Side Note: the noexcept deduction on a constexpr function affects this trick.
Summary
What is the right behavior per each spec?
true false before C++17, false false since C++17.
Was there a real change in the spec? If so, what is the reason for this change?
Yes. See the quote from the Clang bug report below.
If there is a change in the spec that affects or contradicts past
behavior, would it be a common practice to emphasize that change and
its implications? If the change is not emphasized can it imply that it
might be an oversight?
Yes; yes (but CWG found a reason to justify the oversight later, so it was kept as-is).
If this is a real intended change, was it considered a bug fix that
should go back to previous versions of the spec, are compilers right
with aligning the new behavior retroactively to C++11?

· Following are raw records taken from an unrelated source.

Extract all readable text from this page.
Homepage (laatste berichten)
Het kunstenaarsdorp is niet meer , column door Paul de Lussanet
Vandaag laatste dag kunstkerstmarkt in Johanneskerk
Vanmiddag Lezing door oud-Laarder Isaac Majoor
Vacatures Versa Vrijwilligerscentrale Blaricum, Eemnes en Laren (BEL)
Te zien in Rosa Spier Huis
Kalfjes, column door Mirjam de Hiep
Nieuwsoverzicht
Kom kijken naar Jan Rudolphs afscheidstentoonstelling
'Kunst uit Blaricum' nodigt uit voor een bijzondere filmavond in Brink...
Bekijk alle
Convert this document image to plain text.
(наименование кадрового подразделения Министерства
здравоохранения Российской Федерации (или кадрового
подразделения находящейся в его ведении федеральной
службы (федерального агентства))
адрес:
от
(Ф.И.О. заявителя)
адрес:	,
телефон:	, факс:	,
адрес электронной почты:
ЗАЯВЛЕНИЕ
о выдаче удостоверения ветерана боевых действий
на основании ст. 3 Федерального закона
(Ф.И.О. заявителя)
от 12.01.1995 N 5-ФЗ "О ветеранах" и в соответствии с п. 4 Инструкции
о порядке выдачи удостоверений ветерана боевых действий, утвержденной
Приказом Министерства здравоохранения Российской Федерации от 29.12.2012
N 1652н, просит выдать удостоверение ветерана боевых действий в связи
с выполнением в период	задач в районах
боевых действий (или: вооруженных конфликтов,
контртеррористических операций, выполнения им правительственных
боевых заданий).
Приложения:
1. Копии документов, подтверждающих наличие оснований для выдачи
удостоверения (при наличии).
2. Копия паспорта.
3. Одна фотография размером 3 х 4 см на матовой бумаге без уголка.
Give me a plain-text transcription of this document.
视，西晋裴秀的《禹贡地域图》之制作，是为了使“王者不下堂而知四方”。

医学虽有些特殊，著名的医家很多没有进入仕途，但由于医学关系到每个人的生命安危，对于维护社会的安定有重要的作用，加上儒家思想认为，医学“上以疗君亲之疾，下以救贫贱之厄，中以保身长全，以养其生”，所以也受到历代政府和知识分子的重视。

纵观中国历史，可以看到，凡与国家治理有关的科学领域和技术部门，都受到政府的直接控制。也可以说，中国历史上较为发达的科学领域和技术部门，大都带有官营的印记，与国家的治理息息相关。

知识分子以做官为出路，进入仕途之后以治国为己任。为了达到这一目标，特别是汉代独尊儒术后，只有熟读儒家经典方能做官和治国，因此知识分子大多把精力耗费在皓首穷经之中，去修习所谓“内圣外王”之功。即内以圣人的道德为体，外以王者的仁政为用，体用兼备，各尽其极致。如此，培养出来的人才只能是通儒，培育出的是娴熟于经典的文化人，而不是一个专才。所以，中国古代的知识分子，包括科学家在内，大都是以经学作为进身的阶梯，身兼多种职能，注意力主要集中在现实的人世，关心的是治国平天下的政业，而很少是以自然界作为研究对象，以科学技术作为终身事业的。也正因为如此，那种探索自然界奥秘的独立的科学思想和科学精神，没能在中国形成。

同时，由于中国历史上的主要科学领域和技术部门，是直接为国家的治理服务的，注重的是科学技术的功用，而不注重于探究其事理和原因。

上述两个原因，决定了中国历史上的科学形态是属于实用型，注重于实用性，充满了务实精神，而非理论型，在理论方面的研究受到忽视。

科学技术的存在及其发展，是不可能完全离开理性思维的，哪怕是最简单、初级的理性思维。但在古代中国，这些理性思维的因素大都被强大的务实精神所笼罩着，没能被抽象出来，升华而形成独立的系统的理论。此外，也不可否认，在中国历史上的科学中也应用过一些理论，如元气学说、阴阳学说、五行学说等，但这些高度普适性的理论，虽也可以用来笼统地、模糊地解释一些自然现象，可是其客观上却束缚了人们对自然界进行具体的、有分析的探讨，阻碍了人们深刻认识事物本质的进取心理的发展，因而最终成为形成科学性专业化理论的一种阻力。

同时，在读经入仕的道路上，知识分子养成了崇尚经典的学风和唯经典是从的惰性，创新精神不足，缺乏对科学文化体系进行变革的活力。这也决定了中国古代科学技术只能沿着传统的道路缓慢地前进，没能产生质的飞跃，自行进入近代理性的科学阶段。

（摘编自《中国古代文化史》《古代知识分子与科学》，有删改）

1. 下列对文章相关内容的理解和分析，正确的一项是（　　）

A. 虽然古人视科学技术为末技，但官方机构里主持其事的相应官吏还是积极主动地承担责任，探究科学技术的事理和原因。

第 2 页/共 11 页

I'm not sure. See the quote from the Clang bug report below.
Detail
I have searched many places, and so far the closest thing I can find is the comments on relevant bug reports:
GCC Bug 87603 - [C++17] noexcept isn't special cased for constant expressions anymore
CWG 1129 (which ended up in C++11) added a special case to noexcept
for constant expressions, so that:
constexpr void f() {} static_assert(noexcept(f()));
CWG 1351 (which ended up in C++14) changed the wording significantly,
but the special case remained, in a different form.
P0003R5 (which ended up in C++17) changed the wording again, but the
special case was removed (by accident), so now:
constexpr void f() {} static_assert(!noexcept(f()));
According to Richard Smith in LLVM 15481, CWG discussed this but decided to keep the behavior as-is. Currently, clang does the right
thing for C++17 (and fails for C++14 and C++11, on purpose). g++,
however, implemented the special case for C++11 already, but not the
change for C++17. Currently, icc and msvc seem to behave like g++.
Clang Bug 15481 - noexcept should check whether the expression is a constant expression
The constant expression special case was removed -- apparently by accident -- by wg21.link/p0003. I'm investigating whether it's going
to stay gone or not.
Did you do anything to avoid quadratic runtime on deeply-nested
expressions?
[...]
Conclusion from CWG discussion: we're going to keep this as-is. noexcept has no special rule for constant expressions.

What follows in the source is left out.